Concrètement, contrairement à la stratégie protectionniste la conséquence de cette crise sera plutôt la diminution des déplacements des personnes et pas la fin des déplacements de marchandises. Les réactions à l'exode de certains Parisiens vers la province ont montré que la limite à la tolérance n'était pas seulement internationale. Si la crise devait se prolonger, ceux qui travaillent dans le tourisme et la culture vont devoir se reconvertir. Cela va sans doute être déjà le cas à court terme, mais il est possible qu'une forte baisse se prolonge plus longtemps. Ce seront les clients qui décideront. L'État ne pourra pas entretenir à l'infini des activités qui ne seront plus demandées.

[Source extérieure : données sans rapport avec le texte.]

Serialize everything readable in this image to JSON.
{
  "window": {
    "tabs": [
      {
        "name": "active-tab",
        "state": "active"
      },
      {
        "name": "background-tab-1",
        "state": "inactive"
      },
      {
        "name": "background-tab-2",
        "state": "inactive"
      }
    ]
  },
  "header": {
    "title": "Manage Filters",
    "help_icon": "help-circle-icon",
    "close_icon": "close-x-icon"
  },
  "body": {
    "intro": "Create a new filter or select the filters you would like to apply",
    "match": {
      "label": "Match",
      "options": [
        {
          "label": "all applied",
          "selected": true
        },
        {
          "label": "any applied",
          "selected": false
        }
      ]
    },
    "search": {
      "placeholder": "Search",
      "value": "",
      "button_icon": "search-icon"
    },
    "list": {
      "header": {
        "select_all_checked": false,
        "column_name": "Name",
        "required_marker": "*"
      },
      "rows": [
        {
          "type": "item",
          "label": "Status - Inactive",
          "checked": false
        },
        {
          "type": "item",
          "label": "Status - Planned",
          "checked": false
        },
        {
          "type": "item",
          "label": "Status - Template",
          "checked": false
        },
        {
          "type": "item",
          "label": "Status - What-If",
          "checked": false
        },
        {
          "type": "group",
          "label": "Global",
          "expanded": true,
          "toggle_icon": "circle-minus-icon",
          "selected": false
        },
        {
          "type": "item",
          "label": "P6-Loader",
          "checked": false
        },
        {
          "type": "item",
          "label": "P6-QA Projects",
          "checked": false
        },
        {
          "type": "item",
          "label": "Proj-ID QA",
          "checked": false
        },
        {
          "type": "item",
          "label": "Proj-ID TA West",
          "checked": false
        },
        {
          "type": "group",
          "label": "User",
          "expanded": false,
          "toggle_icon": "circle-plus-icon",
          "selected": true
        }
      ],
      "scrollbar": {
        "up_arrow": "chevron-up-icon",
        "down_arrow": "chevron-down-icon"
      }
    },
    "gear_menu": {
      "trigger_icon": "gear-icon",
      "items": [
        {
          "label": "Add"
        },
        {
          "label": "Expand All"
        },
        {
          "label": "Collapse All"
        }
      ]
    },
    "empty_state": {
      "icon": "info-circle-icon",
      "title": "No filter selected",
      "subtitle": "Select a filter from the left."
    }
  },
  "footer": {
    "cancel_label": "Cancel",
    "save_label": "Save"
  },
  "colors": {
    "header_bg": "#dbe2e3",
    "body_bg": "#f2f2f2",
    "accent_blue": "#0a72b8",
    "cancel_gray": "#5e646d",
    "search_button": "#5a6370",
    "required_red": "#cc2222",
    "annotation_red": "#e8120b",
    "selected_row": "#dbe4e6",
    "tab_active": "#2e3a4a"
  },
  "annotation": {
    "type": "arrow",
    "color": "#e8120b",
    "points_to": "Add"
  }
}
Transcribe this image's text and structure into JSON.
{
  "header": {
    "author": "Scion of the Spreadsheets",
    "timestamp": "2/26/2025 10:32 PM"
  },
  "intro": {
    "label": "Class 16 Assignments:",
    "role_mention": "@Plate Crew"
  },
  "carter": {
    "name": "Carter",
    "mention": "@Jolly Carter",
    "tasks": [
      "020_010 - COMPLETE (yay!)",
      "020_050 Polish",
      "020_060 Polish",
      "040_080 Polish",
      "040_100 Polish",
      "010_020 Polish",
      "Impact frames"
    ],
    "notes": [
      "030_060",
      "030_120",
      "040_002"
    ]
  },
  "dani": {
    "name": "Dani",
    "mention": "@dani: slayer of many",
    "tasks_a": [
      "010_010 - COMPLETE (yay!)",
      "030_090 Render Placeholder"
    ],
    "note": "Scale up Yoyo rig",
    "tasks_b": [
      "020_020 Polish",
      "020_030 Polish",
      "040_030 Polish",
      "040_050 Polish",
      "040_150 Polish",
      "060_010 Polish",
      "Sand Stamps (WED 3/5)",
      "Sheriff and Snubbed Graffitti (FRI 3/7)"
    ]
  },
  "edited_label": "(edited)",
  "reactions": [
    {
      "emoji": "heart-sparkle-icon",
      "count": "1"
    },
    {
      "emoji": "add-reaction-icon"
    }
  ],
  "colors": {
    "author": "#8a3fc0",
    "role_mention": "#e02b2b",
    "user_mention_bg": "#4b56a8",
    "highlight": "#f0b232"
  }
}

Pour la France, j'avais envisagé naguère l'éventualité de la chute du tourisme en fonction du changement de génération qui serait moins intéressée par les gloires du passé, ou simplement du fait de la disponibilité de sacs Vuitton un peu partout dans le monde. Cela pouvait être partiellement masqué, voire contredit, par l'apport des nouveaux clients en provenance des pays émergents. Je pensais que la France ferait bien d'en profiter tant que c'était possible et de trouver des activités de remplacement. Il se pourrait que le retournement soit plus rapide, même si un redémarrage est possible plus tard. Quoi qu'il en soit, quand on souhaite les relocalisations, il faut bien envisager toutes les conséquences : pas seulement celles qui nous arrangent ! C'est plutôt cette courte vue démagogique des politiciens qui provoque les vraies délocalisations par manque d'adaptation à la réalité internationale.